If you thought that Y2K was a big fuss with computer issues, can you imagine what this would have been like had computers been around? No doubt the change was a big headache for business anyhow, but the reprogramming effort would be astronomical if the same change were to take place today. Perhaps this intertia alone will prevent the calendar from changing again. Don't count on it, though. Now that Y2K is history, some people are fussing (in all seriousness) about Y10K compliance. Others take a more satirical view. But given that the existing calendar has been in effect for two hundred and fifty years, and the previous one was operative for fewer than two thousand, can we seriously expect that the current calendar will remain static for the next eight thousand years? To my way of thinking, those who fuss about Y10K compliance should also fuss about systems which are hard-coded with the Gregorian calendar if they wish to be consistent.

The Gregorian Adjustment to the calendar was a minor one in terms of the rules of the game. The previous rule was that any year evenly divisible by the nuber four would be a leap year, containing one extra day in February. This resulted in one hundred leap years every four centuries, giving an average year length of 365.25 days. The new rule took away three of these leap years: the ones where the year is evenly divisible by 100 but not 400. Thus, the year 2000 was a leap year, but the year 1900 was not. Only 97 years in every four centuries were now leap years, for an average of 365.2425 days per year.

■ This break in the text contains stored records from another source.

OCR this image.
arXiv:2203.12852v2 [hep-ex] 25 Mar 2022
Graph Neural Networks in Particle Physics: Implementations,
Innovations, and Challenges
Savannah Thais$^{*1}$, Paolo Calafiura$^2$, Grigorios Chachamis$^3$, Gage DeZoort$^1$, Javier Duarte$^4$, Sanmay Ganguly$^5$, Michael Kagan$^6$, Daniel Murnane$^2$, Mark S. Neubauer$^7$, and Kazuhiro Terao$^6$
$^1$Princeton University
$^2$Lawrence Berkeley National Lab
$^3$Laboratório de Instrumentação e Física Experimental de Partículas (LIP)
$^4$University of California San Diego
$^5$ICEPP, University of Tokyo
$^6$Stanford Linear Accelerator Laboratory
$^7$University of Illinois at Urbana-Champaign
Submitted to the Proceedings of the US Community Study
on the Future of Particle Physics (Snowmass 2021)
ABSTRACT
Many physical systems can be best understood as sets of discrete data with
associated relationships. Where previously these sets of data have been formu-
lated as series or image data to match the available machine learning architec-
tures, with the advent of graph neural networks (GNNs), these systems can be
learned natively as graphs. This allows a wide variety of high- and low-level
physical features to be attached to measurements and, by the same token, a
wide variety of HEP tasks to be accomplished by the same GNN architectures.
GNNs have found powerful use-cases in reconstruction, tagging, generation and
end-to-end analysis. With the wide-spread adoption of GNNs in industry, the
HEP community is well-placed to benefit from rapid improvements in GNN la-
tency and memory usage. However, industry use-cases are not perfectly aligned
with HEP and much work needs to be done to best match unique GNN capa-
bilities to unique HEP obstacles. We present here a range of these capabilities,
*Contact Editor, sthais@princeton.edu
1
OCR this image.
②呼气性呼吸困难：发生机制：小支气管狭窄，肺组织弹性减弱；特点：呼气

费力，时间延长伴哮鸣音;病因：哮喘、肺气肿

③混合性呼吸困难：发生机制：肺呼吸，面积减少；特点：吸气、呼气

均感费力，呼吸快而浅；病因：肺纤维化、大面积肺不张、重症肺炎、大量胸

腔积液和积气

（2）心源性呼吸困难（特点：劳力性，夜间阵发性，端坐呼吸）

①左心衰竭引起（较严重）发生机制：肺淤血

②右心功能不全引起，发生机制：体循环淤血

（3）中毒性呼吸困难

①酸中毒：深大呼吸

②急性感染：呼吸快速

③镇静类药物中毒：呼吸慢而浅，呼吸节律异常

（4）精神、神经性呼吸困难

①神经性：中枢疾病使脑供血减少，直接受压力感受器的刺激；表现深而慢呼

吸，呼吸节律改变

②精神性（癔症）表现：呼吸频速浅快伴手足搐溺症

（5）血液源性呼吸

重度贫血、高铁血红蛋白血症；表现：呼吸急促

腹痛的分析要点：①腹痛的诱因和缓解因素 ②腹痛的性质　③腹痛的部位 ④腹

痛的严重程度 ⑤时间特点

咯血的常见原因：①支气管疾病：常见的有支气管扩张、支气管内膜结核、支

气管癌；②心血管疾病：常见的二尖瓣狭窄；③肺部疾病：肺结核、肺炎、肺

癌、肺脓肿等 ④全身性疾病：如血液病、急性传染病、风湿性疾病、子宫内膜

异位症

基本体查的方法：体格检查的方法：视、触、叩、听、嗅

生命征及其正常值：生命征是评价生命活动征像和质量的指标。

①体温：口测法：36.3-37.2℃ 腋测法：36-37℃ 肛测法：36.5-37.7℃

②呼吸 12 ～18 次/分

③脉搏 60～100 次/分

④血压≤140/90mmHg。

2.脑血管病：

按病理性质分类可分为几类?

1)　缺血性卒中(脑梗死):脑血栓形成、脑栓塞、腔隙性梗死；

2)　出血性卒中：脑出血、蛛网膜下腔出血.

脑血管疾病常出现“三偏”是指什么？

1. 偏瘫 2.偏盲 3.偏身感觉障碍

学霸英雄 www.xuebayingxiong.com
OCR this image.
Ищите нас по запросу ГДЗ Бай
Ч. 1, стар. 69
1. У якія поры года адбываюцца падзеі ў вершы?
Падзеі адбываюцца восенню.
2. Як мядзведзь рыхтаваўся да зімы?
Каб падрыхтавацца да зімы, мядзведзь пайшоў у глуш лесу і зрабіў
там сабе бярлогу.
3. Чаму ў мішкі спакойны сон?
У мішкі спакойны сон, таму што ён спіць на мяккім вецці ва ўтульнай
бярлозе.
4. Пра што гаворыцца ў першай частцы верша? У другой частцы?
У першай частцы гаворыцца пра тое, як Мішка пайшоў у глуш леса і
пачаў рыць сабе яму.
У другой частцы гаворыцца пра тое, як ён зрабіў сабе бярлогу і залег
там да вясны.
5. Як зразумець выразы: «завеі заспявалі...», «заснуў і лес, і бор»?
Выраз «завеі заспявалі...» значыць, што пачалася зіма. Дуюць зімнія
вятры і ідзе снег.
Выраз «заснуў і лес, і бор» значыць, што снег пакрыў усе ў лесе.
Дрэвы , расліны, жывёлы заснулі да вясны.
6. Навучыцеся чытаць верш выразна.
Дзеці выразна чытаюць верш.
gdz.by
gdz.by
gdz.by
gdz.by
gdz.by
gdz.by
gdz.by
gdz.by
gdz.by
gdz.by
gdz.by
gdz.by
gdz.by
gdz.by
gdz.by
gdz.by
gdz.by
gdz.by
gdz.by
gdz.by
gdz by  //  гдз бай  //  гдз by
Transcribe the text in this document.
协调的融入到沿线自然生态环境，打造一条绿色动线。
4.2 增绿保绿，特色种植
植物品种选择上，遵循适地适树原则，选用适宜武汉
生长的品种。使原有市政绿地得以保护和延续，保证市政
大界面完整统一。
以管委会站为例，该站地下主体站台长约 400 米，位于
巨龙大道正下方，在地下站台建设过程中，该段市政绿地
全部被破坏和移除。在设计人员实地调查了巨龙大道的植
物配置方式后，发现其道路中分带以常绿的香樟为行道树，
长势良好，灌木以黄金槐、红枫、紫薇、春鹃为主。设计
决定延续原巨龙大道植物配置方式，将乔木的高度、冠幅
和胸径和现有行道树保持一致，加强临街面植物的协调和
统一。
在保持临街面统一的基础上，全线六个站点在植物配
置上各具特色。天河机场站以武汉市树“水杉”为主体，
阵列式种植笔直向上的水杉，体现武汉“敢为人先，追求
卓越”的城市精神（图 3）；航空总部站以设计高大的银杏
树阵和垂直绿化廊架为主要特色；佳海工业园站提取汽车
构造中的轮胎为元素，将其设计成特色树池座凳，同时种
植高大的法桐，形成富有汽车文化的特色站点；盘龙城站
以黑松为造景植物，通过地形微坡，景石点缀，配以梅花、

This isn't perfectly accurate, but the drift is now less than half a minute per year, and this would take more than three thousand years to accumulate into a single whole day. Still, if we assume that the earth's orbit isn't going to change appreciably in the next several millennia, and that it remains an important measure of time, there may be the need to introduce another adjustment to the leap year rule. We still have too many days per year on average, and given past precedents, I can imagine further leap years being abolished. The year 4000 seems a particularly likely candidate: it will be a leap year by the Gregorian reckoning, but if we introduce a new rule stating that years which are evenly divisible by 4000 are not leap years, then that reduces the drift further.

Actually, that may be a little too easy. After all, what do we mean by "year" anyhow? The time it takes Earth to orbit the sun? According to NASA that period is 365.26 days, which isn't the figure I've been using. The figure I've been using is the generally accepted length of the "tropical year", being the historical average number of days between corresponding solstices and equinoxes. The solstices and equinoxes are still slightly moving targets from one year to the next, so we have to average things out somewhat. But is the figure of 365.2422 days right, and is the tropical year the right thing to measure? Some would argue not. And even then we haven't defined what we mean by "days". As if the length of the year weren't tricky enough on its own, the length of the day isn't constant either, but I won't get started on leap seconds.

So much for the dating game. In summary, my advice is that you should just stick with the "September 11, 1752" trick question, and don't bore your fellow party-goers with the other details unless they ask. I'm sorry I couldn't be more helpful on the matter of romance. If all else fails, glance at your watch and say, "good heavens, look at the time", and excuse yourself.